Es bleibt dennoch erstaunlich, dass sich jetzt die meisten Politiker an die allgemeine Impfpflicht klammern. Auch die Partei Die Linke ist hier keine Ausnahme – nur dass sie als vermeintlich sozialistische Partei das unverblümte Interesse der Wirtschaft an einer schnellen Einführung der Impfpflicht komplett ausblendet:
"Die Impfpflicht wird die vierte Welle nicht mehr brechen können, ist aber als ultima ratio ein entscheidendes Instrument, weitere Wellen zu verhindern und Menschenleben zu retten", heißt es in einem kürzlich gefassten Beschluss. Schon zuvor hatte die Parteivorsitzende Susanne Hennig-Wellsow gemeinsam mit anderen behauptet, mit der Impfpflicht ließe sich die gesellschaftliche Ausgrenzung von Ungeimpften beseitigen.
In einem aktuellen Diskussionspapier heißt es: "Demgegenüber wäre eine Impfpflicht eine klare und einfache Lösung, da sie auf das Recht statt auf moralische Ausgrenzung setzen würde."
Statt gesellschaftlicher Ausgrenzung hätten die Ungeimpften dann "nur" mit "rechtmäßigen" Geldstrafen, Berufsverboten zu tun – also doch wieder mit gesellschaftlicher Ausgrenzung. Konkret heißt es in diesem Papier:
"Eine rechtlich normierte Impfpflicht bedeutet nach unserer Auffassung, dass ungeimpfte Personen ein noch zu bestimmendes Set an Sanktionen zu vergegenwärtigen haben. Darunter können Zugangsbeschränkungen zu gesellschaftlichen Bereichen fallen, die nicht zur Grundversorgung gehören (vgl. die derzeit geltenden 2G-Regelungen), oder wie bei der Masernimpfpflicht die Verhängung von Geldbußen oder das Verbot, bestimmten Berufen beispielsweise im Bildungs-, Sozial- und Gesundheitswesen nachzugehen."
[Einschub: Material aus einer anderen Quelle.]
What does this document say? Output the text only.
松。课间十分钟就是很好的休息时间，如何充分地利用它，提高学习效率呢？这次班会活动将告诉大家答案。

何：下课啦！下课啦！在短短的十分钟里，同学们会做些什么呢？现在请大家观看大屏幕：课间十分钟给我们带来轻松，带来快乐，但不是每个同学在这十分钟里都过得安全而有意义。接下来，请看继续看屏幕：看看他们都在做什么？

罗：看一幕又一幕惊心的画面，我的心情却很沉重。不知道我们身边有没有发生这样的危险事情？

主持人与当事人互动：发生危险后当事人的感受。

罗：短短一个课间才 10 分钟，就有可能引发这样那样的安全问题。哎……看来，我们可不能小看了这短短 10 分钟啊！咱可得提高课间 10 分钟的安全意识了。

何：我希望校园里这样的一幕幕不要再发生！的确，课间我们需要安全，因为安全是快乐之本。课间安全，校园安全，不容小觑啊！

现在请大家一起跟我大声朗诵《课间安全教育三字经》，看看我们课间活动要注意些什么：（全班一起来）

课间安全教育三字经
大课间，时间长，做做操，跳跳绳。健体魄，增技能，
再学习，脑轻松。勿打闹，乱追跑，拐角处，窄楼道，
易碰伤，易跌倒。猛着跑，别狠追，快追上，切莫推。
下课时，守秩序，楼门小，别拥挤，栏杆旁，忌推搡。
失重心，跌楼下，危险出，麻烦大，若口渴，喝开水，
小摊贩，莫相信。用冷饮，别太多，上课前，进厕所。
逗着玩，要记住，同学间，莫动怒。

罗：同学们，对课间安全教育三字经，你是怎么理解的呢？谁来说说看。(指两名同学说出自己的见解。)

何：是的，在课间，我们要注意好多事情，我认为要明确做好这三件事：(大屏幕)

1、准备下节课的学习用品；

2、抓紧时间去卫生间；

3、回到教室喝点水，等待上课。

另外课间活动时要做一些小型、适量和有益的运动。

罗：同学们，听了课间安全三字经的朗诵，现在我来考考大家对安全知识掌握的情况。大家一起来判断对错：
Es ist genau dieses Set an Sanktionen, das auch die Bundesregierung an den Start bringen will. Und während manche Linken-Politiker davon schwadronieren, dass Bußgelder "sozial" gestaffelt ausfallen sollten, hat die schwarz-grüne Landesregierung in Baden-Württemberg längst deren zulässige Höhe ausrechnen lassen: Bis zu 2.500 Euro sind möglich. Auch nach sozialen Gesichtspunkten gestaffelt dürfte ein Bußgeld in dieser Höhe für viele den Ruin bedeuten.
Fast schon als eine leise Stimme der Vernunft hört man hier Dietmar Bartsch, Chef der Linksfraktion im Deutschen Bundestag, der sich zumindest am Freitag noch skeptisch gegenüber der Impfpflicht äußerte. In der Sendung "Frühstart" von RTL/ntv sagte er immerhin:
"Ich wäre jetzt dafür, erstmal ein Impfrecht durchzusetzen, dass man sich wirklich impfen lassen kann."
Denn in manchen Regionen wollen sich noch Menschen impfen lassen, bekämen aber erst Termine im Januar oder Februar angeboten.